Saprophytic Fungal Colonization in EMRS Non-AFS patients
It is possible that the EMRS patients previously discussed can become colonized with a small amount of fungus, but the fungus is not driving the disease process. As Ponikau et al15 have shown, normals also have mold in their nose. For AFS to exist, it may be important that the fungi germinate and grow in the mucin, further fueling an IgE-mediated allergic reaction. Green and colleagues17 showed that IgE-mediated response to fungi is increased with germination. This same antigenic stimulation may not be present if just a few ungerminated mold spores are present in the nose.
Fungal Cultures
Fungal cultures are positive in ~70 to 80% of patients diagnosed with AFS.18 Unlike all other areas of the country, the Mayo Clinic reports virtually 100% positive fungal cultures on all patients, irrespective of pathology.15 This points out the possibility of false positives if one relies on fungal cultures, given the ubiquity of fungal spores. Why all patients with histopathologic evidence of AFS do not grow a fungus on fungal cultures has been attributed to overhomogenization of the specimen prior to plating, which disrupts the fragile hyphal walls, a delay in plating and incubating the culture, and inappropriate culture techniques to separate the fungi from the thick mucin in which they grow. Some advocate immediate culture to Sabouraud’s agar at the time of harvesting with incubation.19 Even if the fungus grows, it may be impossible to speciate it. Speciation requires the production of spores, and if the fungus remains in an asexual form, this may be impossible.

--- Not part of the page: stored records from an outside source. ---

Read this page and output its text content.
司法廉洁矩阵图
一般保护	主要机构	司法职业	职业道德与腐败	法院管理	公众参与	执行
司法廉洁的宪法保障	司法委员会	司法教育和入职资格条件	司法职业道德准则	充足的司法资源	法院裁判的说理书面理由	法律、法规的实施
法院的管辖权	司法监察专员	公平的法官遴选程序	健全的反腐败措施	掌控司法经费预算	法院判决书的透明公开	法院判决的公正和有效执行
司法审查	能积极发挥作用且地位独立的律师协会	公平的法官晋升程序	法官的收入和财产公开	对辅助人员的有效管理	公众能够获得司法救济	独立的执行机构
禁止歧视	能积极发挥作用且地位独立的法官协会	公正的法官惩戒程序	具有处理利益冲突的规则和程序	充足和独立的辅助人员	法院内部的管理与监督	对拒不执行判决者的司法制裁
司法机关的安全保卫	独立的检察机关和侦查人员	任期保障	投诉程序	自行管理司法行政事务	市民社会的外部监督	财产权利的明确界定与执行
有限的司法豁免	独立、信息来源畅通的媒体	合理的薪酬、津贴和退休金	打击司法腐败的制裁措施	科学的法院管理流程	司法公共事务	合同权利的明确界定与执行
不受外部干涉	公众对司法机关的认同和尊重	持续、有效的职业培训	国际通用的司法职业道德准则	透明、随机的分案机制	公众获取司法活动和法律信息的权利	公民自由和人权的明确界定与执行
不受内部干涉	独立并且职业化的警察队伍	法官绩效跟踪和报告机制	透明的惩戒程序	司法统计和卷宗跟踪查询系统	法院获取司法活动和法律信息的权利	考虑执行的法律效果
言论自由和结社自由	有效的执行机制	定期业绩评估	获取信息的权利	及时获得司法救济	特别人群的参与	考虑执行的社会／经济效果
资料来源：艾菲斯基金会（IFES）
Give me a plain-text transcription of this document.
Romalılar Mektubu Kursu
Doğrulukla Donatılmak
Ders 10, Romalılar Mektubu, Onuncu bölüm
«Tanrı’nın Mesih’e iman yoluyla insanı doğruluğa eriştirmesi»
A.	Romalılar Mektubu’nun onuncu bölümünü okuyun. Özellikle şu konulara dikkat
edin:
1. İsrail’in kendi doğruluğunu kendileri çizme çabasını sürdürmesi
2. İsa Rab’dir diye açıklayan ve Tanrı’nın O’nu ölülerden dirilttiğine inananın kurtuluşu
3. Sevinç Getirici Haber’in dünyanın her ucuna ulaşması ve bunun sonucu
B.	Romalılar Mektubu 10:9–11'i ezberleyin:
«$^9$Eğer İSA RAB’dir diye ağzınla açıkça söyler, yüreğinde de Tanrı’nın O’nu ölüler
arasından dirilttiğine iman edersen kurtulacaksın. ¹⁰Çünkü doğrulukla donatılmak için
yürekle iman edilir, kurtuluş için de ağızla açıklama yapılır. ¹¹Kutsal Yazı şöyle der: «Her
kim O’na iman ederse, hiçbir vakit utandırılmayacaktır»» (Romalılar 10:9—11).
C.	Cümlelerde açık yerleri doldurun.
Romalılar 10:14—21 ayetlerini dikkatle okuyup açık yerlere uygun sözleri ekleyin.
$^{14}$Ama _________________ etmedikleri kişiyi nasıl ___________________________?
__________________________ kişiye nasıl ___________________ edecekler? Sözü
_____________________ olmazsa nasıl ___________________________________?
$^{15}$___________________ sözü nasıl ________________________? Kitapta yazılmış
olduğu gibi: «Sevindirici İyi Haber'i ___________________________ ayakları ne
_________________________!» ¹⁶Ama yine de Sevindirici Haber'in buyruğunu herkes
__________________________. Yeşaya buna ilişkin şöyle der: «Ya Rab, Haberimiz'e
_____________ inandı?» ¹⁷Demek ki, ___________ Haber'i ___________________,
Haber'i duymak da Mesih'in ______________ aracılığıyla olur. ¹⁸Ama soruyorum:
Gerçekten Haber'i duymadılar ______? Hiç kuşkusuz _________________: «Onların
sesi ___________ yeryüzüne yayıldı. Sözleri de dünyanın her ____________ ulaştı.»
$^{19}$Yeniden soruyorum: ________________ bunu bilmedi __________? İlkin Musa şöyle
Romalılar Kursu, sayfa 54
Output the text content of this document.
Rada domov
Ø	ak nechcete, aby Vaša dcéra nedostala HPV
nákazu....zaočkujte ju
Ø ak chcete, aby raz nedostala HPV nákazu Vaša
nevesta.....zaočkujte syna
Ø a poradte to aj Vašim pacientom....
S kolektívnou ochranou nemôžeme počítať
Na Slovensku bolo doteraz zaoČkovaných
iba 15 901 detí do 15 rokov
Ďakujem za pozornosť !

Dematiaceous fungi are the most common based on culture data and account for 84% of the total positive cultures.7,20 Dematiaceous fungi is a term referencing the darkened color of these fungi on histopathologic examination in tissue. It does not refer to the color of the fungi when growing in vitro. The most common fungi were Bipolaris species, followed by Curvularia, Alternaria, and Exserohilum (Fig. 20–3). Aspergillus species accounted for 13% of all fungal cultures (Table 20–1).
Unusual causes of AFS include Epicoccum nigrum20 and Schizophillum commune,21 as well as a Nodulisporium species.22 The clinical manifestations, response to therapy, and histopathology are similar no matter which fungus is associated with the process. If immunotherapy directed to the fungus causing the hypersensitivity response is important, then culture information will be increasingly important. Unfortunately, no commercial antigens to Bipolaris or to many of these unusual fungi are available.